If True, run type checks on the TensorDicts at each step
allow_done_after_reset (bool, default: False ) –

If True, an environment can be done after a reset
_torchrl_mode (bool, default: False ) –

Whether to use the TorchRL mode (see :meth:step for more details)

Methods:

step –

Step function to call at each step of the episode containing an action.
reset –

Reset function to call at the beginning of each episode
get_reward –

Function to compute the reward. Can be called by the agent to compute the reward of the current state
get_action_mask –

Function to compute the action mask (feasible actions) for the current state
check_solution_validity –

Function to check whether the solution is valid.
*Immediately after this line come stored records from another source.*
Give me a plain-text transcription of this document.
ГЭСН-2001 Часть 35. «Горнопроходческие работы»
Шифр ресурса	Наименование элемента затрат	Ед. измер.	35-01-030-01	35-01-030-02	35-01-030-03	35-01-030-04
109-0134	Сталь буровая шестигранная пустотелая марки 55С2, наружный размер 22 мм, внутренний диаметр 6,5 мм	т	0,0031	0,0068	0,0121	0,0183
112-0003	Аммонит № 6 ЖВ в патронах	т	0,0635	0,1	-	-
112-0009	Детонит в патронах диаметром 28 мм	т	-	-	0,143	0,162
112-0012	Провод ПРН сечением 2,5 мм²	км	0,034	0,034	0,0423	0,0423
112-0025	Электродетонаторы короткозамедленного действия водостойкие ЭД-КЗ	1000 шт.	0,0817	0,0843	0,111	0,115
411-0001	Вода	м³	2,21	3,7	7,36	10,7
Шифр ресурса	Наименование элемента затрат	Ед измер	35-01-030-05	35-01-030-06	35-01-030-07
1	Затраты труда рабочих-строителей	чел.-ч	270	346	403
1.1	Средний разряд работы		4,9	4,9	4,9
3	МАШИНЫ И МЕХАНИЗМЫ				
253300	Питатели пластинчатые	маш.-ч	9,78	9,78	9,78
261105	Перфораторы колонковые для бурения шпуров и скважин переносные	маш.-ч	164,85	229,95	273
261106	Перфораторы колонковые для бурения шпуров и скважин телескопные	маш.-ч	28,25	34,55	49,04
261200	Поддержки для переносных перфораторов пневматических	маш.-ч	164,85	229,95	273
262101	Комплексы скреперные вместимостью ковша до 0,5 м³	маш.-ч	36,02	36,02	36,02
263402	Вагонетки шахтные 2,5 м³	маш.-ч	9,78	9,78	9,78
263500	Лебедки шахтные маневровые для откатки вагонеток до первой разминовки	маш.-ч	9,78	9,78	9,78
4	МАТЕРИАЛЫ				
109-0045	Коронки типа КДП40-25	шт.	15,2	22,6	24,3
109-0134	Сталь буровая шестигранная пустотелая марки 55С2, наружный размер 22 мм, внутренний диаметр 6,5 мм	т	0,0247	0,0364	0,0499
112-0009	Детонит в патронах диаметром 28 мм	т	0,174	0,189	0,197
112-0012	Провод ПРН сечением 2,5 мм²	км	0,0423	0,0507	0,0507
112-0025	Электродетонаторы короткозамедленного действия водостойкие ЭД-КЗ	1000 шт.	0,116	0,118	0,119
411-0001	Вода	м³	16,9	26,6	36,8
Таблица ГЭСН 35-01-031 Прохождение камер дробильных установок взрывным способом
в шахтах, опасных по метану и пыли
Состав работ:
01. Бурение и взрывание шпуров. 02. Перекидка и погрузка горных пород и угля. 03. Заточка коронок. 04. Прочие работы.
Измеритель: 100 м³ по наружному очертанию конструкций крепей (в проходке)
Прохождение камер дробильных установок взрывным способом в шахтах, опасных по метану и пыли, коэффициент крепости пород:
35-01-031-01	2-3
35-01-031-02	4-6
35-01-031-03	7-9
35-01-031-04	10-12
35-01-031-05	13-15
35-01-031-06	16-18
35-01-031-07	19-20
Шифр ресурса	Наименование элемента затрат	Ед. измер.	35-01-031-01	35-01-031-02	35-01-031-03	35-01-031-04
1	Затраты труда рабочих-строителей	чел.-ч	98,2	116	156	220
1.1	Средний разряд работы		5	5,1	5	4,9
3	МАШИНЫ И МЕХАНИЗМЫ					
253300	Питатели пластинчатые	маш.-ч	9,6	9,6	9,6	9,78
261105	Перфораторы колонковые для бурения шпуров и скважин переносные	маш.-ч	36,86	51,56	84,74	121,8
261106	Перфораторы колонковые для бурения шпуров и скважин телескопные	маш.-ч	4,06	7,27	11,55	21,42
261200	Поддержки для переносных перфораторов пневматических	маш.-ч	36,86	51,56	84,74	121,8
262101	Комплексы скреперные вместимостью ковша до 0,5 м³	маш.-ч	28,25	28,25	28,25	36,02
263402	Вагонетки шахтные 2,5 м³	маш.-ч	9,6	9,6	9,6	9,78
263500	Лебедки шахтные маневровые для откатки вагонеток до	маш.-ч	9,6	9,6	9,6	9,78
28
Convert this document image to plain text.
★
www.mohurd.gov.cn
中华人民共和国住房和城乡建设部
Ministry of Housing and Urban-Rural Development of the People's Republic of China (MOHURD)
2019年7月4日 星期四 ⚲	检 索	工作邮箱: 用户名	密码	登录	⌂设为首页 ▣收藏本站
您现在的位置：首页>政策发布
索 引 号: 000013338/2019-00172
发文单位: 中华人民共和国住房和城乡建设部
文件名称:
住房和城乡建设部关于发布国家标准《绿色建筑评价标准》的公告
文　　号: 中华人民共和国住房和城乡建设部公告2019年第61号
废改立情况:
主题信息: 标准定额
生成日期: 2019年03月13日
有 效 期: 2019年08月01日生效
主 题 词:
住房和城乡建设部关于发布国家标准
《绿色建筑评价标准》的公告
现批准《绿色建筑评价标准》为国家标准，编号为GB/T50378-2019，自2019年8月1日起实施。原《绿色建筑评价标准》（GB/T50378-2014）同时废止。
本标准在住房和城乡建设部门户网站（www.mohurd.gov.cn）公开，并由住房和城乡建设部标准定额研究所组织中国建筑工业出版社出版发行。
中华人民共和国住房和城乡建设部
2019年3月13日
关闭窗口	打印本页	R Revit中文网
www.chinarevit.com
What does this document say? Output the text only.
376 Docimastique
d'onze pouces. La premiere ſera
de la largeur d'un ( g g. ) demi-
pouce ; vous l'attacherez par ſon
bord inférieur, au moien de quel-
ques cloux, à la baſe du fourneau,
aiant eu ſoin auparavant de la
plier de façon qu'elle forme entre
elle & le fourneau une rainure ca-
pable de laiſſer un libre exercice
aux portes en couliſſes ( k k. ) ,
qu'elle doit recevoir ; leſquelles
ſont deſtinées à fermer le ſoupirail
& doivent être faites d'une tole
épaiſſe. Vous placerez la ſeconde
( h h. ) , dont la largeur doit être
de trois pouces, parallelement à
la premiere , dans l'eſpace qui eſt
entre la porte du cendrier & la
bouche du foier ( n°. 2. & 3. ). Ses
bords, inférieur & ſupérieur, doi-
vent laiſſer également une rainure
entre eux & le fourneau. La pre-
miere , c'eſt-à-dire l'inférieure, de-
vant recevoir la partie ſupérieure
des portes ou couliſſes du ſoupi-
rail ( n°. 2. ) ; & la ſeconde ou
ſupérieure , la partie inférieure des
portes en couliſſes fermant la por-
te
Can be called by the agent to check the validity of the current state
replace_selected_actions –

Replace selected current actions with updated actions based on selection_mask.
local_search –

Function to improve the solution. Can be called by the agent to improve the current state
dataset –

Return a dataset of observations
transform –

Used for converting TensorDict variables (such as with torch.cat) efficiently
render –

Render the environment
load_data –

Dataset loading from file
to –

Override to device method for safety against None device (may be found in TensorDict)
solve –

Classical solver for the environment. This is a wrapper for the baselines solver.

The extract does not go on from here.